In questo documento viene descritto lo schema XML per il Protocollo Sitemap.

Il formato Protocollo Sitemap è composto da tag XML. Tutti i valori dei dati in una Sitemap devono utilizzare i codici di escape. Il file stesso deve utilizzare la codifica UTF-8.

La Sitemap deve:

Tutti gli altri tag sono facoltativi. Il supporto di questi tag facoltativi varia a seconda del motore di ricerca in uso. Consulta la documentazione di ciascun motore di ricerca per maggiori informazioni.

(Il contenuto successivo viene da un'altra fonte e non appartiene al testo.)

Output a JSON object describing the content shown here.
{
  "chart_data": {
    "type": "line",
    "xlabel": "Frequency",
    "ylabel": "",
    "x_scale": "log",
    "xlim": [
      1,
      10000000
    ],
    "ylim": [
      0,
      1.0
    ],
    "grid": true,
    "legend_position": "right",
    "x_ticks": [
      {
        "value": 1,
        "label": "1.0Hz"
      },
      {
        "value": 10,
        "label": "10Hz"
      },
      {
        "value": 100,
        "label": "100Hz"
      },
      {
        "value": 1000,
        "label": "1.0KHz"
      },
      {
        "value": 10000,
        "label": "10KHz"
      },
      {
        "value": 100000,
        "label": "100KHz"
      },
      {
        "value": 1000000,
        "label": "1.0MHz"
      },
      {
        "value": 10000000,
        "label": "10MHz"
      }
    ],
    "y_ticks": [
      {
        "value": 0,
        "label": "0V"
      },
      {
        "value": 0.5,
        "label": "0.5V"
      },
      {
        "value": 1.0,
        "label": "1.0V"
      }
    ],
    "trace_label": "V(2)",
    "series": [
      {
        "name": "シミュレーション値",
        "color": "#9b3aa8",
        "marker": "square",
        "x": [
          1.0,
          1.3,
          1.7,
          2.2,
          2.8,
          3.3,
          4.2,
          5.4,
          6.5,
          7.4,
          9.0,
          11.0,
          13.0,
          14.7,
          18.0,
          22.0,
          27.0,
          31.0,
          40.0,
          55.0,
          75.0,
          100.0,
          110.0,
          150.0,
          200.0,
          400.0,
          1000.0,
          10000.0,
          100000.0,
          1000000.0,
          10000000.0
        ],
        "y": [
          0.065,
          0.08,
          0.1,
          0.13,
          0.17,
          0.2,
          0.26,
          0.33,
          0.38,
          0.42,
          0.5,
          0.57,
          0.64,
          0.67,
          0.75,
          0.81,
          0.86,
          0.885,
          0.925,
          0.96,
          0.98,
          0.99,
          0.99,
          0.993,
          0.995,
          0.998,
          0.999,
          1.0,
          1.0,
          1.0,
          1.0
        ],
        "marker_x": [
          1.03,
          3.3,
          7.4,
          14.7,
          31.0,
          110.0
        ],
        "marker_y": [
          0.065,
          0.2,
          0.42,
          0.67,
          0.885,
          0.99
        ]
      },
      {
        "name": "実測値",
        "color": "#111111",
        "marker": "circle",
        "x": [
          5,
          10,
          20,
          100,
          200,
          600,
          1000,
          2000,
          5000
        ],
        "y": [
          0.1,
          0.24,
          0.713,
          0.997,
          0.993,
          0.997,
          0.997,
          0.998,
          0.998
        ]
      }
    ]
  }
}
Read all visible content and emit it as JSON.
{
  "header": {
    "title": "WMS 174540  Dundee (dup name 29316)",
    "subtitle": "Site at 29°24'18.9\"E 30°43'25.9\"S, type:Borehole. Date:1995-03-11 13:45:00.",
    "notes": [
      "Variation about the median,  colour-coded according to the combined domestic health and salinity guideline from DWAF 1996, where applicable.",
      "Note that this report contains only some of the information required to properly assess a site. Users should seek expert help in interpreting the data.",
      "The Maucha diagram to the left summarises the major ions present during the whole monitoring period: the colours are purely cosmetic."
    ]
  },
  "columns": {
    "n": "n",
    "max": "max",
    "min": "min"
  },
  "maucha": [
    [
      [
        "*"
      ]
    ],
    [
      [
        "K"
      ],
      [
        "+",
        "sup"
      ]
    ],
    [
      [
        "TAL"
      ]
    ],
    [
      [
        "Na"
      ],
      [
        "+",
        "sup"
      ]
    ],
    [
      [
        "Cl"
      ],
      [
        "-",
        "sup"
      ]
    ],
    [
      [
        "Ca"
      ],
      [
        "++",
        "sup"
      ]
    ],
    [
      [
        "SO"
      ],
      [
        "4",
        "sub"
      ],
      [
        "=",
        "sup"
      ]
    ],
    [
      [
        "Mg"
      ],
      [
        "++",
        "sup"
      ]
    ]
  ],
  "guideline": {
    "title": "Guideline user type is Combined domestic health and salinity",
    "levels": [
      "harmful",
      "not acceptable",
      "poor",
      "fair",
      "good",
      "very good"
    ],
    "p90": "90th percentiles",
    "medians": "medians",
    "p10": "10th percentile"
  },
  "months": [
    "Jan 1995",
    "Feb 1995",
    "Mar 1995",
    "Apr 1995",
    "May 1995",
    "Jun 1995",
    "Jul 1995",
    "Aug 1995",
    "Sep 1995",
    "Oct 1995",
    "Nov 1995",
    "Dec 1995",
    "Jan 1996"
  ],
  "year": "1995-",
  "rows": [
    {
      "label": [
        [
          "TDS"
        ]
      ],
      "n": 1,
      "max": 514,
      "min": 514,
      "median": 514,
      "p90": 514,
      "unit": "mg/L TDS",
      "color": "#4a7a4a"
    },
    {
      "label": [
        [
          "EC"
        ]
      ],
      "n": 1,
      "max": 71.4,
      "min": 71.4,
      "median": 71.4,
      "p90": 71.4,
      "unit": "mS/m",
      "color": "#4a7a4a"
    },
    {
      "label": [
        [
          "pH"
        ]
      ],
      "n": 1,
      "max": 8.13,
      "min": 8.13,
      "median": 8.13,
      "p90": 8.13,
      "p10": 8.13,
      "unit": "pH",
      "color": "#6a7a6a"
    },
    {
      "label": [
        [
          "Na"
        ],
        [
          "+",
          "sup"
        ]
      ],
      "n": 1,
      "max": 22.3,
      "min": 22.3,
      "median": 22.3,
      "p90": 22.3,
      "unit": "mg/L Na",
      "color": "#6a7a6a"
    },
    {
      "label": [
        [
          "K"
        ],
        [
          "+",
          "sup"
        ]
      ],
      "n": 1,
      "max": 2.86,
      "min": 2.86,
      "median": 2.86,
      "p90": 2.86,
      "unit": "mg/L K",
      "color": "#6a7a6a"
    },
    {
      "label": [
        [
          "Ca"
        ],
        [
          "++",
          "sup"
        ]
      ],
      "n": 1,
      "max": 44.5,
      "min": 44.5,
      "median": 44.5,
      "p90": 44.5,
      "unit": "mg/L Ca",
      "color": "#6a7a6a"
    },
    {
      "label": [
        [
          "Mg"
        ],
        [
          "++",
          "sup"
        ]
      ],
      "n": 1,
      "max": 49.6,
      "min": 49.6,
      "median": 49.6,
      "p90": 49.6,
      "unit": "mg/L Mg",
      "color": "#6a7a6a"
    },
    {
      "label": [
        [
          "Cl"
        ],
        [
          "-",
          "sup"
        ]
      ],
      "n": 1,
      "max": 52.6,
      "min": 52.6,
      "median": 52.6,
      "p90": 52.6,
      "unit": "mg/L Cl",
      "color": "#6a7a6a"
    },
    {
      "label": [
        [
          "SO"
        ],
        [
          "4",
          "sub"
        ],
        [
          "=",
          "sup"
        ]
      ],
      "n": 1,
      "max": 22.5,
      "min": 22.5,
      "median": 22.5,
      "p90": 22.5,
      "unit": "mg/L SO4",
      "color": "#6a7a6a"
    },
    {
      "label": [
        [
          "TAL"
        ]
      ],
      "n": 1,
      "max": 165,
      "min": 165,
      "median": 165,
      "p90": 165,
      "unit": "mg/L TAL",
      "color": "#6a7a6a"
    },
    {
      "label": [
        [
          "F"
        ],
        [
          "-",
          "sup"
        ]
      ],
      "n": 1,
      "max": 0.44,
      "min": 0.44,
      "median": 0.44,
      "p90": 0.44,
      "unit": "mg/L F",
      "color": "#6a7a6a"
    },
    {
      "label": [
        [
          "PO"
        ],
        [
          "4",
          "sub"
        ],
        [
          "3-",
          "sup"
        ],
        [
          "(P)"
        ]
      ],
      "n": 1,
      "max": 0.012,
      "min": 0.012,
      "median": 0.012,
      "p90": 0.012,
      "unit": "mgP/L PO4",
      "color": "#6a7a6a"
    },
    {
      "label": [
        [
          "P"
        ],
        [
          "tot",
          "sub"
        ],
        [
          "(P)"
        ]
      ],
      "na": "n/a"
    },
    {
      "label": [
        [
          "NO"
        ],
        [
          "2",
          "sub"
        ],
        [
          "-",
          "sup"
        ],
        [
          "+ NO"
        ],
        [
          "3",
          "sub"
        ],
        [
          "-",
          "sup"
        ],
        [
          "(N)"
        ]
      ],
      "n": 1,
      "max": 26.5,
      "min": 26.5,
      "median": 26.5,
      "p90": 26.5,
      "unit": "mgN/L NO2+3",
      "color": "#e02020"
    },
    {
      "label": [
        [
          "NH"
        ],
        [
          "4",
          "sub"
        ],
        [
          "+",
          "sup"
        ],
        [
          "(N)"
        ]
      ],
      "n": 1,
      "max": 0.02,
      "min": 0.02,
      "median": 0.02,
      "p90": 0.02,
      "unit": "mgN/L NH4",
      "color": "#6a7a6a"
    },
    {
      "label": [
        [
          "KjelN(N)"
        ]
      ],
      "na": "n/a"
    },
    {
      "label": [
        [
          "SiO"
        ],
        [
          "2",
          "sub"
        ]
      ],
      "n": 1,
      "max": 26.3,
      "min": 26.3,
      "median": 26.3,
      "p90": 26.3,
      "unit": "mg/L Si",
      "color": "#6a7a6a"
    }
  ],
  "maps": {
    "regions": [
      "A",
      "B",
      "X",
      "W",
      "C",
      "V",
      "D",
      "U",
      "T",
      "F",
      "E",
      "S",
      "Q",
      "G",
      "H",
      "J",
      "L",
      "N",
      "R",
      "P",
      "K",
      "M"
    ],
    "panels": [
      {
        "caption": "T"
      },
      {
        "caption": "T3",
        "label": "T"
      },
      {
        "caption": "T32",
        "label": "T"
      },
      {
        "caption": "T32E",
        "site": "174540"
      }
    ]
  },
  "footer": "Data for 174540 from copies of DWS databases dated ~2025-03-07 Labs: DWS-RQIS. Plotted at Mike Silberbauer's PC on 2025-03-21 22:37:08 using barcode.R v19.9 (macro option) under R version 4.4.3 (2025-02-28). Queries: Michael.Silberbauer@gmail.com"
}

Inoltre tutti gli URL in una Sitemap devono provenire da un solo host, ad esempio www.esempio.it o store.esempio.it. Per ulteriori informazioni, vedere Percorso del file Sitemap

Sitemap XML di esempio

Di seguito viene riportata una Sitemap di esempio che contiene solo un URL e utilizza tutti tag facoltativi. I tag facoltativi vengono riportati in corsivo.


<?xml version="1.0" encoding="UTF-8"?>

<urlset xmlns="http://www.sitemaps.org/schemas/sitemap/0.9">

   <url>

      <loc>http://www.esempio.it/</loc>

      <lastmod>2005-01-01</lastmod>

      <changefreq>monthly</changefreq>

      <priority>0.8</priority>

   </url>

</urlset> 

Vedi anche l'esempio con più URL.

Definizioni tag XML

I tag XML disponibili vengono descritti di seguito.

Attributo Descrizione
<urlset> obbligatorio

Comprende il file e fa riferimento agli standard del protocollo corrente.

<url> obbligatorio

Tag principale per ogni voce URL. I tag restanti sono secondari di questo tag.

<loc> obbligatorio

URL della pagina. L'URL deve iniziare con il protocollo (ad esempio http) e terminare con una barra finale, se richiesto dal server web. Questo valore deve contenere meno di 2048 caratteri.

<lastmod> facoltativo

Data dell'ultima modifica del file. Questa data dovrebbe avere il formato W3C Datetime, che ti consente di omettere l'ora, se lo desideri, e di utilizzare il formato AAAA-MM-GG.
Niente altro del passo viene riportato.